The Creative Library Project
Project Methodology, Question, Aim and Objectives
The Creative Library Project
Project Methodology, Question, Aim and Objectives
Project structure
We are working in partnership with the Sheffield University Students' Union Liberation Officers to bring Librarians together with Library Student Associates to organise creative workshops in the library. The project is taking a participatory action research approach, blended with in-depth semi-structured interviews for its methodology. The research question is: How can focussing on "information creation as a process" (ACRL, 2015) contribute to the movement to liberate the library? The research aim is: to understand more about the relationship between information creation and library liberation. We will be running workshops to align with the liberation priorities of our students, to coincide with Black History Month, Disability History Month, Reclaim the Night and LGBT+ History Month. Our work will feed into work being led by the IATUL Special Interest Group for Information Literacy, to develop an open educational resource on liberating information literacy.

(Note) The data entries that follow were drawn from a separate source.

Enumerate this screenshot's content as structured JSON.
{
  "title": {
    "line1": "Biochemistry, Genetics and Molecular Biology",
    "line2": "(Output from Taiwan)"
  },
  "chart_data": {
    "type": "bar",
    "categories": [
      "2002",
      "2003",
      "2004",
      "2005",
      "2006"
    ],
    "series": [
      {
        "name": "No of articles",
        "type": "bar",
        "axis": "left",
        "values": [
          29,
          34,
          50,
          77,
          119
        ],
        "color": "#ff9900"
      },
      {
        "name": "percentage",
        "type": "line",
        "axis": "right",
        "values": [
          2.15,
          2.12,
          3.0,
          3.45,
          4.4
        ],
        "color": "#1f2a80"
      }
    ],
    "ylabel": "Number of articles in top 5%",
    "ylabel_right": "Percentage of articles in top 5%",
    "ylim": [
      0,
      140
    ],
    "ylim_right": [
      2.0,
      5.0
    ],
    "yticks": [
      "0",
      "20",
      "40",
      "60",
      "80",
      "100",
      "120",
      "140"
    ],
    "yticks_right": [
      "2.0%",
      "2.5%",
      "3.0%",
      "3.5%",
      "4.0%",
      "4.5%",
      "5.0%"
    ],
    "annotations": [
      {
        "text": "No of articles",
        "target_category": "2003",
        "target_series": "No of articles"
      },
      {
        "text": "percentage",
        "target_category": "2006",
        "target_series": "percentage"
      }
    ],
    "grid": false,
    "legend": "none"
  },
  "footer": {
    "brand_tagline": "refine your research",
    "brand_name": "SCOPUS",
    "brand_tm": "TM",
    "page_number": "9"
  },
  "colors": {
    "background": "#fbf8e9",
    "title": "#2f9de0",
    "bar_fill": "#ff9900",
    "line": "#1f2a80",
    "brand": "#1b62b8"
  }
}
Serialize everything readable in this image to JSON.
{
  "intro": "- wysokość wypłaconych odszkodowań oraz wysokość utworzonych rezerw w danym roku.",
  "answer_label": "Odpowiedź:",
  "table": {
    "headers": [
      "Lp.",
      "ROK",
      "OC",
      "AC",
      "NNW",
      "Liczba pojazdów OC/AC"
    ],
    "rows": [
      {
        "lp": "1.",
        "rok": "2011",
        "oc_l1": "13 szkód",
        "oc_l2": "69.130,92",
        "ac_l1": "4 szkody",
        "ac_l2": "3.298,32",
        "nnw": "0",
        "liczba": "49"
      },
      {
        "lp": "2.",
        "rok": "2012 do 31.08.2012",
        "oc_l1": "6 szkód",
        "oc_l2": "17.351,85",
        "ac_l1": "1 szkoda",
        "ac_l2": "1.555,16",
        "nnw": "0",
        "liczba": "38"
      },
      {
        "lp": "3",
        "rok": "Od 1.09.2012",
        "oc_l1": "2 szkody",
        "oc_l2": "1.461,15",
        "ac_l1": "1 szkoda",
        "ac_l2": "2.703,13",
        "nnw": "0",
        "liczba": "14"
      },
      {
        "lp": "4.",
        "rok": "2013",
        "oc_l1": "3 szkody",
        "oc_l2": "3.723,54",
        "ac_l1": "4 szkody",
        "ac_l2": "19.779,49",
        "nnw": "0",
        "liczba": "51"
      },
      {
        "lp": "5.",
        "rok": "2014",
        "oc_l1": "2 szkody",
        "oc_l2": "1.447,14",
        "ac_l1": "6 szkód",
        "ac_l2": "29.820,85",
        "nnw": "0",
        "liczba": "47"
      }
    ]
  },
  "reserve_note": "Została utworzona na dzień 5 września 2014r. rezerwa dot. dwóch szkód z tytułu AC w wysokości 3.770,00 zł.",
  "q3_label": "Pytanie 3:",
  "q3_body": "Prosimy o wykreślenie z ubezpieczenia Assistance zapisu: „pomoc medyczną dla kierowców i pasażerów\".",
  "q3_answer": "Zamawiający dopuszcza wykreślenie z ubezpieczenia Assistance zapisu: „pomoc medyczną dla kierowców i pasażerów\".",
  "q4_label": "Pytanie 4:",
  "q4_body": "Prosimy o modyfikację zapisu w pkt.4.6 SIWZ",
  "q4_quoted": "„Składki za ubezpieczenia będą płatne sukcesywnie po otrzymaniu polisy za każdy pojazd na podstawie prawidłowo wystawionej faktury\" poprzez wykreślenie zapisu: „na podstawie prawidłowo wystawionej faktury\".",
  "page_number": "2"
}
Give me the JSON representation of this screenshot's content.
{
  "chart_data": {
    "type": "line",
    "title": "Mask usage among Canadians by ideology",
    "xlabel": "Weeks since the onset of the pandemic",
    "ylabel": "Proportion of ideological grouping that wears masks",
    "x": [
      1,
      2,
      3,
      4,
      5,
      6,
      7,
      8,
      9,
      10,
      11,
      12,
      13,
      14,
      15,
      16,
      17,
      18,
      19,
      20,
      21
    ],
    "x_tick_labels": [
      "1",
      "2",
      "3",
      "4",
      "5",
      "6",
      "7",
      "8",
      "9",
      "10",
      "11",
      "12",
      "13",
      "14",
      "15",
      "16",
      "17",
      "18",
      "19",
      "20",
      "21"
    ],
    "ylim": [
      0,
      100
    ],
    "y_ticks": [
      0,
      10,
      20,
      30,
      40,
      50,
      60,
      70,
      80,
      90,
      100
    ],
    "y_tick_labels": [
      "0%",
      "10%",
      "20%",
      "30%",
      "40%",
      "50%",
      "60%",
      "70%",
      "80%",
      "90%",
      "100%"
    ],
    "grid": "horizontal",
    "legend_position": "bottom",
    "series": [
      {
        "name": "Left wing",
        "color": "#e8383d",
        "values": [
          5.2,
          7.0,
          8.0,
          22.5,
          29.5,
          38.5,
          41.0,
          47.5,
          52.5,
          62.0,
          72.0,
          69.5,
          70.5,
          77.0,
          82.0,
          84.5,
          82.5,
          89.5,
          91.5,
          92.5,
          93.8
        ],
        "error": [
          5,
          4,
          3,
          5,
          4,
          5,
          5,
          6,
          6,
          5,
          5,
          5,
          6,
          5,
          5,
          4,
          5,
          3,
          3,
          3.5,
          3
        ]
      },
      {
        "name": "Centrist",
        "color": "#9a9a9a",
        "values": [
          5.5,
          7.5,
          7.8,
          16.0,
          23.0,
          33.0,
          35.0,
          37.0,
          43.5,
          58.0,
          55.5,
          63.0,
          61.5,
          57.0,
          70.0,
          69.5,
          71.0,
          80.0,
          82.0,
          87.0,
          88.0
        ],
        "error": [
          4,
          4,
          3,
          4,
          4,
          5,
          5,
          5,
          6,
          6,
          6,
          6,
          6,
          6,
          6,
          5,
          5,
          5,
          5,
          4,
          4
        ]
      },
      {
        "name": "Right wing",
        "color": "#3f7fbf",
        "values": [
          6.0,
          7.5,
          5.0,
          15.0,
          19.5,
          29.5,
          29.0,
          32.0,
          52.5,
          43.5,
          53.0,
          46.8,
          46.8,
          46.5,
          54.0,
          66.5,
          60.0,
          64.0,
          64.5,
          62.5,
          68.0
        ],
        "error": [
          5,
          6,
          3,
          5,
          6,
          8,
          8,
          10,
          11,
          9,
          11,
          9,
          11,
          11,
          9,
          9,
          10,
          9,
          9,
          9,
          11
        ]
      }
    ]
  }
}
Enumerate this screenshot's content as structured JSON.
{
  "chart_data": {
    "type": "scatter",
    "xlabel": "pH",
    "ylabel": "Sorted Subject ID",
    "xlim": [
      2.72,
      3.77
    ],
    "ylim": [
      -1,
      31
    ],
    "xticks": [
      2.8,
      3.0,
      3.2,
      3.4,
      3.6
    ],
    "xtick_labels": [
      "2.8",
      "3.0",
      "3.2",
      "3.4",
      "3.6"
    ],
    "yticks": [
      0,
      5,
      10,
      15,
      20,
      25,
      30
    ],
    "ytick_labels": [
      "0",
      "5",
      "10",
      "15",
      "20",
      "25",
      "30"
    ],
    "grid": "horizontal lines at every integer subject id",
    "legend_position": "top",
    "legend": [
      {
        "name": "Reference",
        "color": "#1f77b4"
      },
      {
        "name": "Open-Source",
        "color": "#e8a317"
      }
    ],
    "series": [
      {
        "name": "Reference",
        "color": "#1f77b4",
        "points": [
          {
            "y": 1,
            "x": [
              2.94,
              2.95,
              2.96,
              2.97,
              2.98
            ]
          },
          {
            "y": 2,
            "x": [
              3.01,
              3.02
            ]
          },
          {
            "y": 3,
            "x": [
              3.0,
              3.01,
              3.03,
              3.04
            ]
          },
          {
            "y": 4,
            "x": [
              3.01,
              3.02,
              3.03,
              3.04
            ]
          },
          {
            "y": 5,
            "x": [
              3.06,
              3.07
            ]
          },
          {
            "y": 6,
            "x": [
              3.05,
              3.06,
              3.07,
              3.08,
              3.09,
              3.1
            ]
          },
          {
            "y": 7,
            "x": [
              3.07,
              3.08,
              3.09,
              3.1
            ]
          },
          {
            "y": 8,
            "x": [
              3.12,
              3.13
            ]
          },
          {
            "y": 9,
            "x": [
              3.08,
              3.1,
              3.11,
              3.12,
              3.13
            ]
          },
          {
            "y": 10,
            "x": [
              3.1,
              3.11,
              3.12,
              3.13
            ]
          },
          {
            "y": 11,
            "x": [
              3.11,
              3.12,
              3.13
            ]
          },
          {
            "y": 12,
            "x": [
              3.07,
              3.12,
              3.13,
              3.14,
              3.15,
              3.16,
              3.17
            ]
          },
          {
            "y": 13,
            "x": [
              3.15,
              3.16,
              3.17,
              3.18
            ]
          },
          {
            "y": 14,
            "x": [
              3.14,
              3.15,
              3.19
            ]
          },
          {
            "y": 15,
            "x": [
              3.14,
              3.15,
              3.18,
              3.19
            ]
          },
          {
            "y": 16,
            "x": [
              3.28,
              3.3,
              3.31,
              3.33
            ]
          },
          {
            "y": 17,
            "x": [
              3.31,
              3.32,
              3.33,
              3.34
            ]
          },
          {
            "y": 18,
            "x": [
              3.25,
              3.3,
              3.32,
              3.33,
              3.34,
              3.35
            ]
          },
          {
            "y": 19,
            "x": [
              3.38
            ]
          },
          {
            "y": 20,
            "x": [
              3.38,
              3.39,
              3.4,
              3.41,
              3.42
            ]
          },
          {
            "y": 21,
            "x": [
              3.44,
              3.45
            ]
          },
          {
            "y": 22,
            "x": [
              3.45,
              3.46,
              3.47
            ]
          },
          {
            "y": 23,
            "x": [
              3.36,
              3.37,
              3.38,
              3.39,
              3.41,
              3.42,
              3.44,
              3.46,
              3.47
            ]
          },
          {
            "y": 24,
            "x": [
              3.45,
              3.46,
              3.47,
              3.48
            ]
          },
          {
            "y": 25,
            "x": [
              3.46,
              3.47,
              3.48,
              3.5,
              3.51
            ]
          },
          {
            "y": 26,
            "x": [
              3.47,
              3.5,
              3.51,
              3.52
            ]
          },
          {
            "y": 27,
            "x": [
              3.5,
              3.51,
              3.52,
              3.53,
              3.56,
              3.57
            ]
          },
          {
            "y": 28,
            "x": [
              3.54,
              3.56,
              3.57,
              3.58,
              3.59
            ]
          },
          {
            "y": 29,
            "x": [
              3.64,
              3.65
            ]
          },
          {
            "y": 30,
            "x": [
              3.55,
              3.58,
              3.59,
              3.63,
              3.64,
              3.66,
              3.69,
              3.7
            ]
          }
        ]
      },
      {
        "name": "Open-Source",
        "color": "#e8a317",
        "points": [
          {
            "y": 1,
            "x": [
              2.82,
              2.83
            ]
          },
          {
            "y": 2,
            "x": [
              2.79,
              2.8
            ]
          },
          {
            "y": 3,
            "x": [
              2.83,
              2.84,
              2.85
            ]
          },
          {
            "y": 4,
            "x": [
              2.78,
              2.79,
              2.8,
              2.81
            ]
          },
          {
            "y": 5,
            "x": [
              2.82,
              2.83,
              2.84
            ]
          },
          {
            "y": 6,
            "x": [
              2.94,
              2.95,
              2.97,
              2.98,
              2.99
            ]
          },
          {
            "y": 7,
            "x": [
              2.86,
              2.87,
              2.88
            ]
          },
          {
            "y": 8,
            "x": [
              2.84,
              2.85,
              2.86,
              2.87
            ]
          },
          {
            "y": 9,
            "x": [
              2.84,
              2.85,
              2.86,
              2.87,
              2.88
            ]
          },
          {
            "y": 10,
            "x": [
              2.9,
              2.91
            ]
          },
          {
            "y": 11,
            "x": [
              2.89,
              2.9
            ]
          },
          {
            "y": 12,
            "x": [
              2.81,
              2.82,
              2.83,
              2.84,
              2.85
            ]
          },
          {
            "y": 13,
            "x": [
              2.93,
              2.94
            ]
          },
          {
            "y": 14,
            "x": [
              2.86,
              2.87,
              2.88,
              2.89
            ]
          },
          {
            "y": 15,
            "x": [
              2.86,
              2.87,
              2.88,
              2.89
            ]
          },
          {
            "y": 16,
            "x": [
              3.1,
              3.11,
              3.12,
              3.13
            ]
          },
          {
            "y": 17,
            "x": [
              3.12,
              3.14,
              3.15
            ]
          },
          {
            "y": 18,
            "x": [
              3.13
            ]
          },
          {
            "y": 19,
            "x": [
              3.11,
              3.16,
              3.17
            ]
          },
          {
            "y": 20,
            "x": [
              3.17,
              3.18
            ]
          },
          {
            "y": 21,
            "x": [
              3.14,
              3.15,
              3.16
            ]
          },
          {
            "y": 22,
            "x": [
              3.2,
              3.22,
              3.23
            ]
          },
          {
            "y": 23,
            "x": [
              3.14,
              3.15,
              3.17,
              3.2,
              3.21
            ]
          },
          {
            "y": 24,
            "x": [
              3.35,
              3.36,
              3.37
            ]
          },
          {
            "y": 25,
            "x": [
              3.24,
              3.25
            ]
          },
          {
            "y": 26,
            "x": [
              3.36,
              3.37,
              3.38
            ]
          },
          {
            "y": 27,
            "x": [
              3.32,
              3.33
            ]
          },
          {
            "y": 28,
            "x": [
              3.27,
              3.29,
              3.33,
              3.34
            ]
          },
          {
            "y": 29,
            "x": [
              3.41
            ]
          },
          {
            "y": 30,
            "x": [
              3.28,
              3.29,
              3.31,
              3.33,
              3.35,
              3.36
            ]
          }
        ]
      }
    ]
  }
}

The research objectives are to:
● Complete a review of the literature on information creation as a process and library liberation to situate this research within a broader context.
● Undertake in-depth interviews with librarians leading information and digital literacy (IDL) innovations across UK HE, academics from the institution’s Inclusive Learning Committee and student leaders including the Student Union Liberation Officer.
● Collaboratively design a creative workshop plan and capture the design as research data.
● Collaboratively deliver creative IDL workshops. Events to coincide with liberation themes, suggested by the Student Union Liberation Team 2022-23: Black History, Disability History, Gender Rights and LGBT+ History. Capture collaborative reflections as research data.
● Write up the research and disseminate a conceptual model for a liberated library within the institution and beyond.
● Develop an animation to disseminate research findings in an engaging form.
● Contribute research, workshop design and the animation into an open educational resource (OER) to upskill IDL practitioners.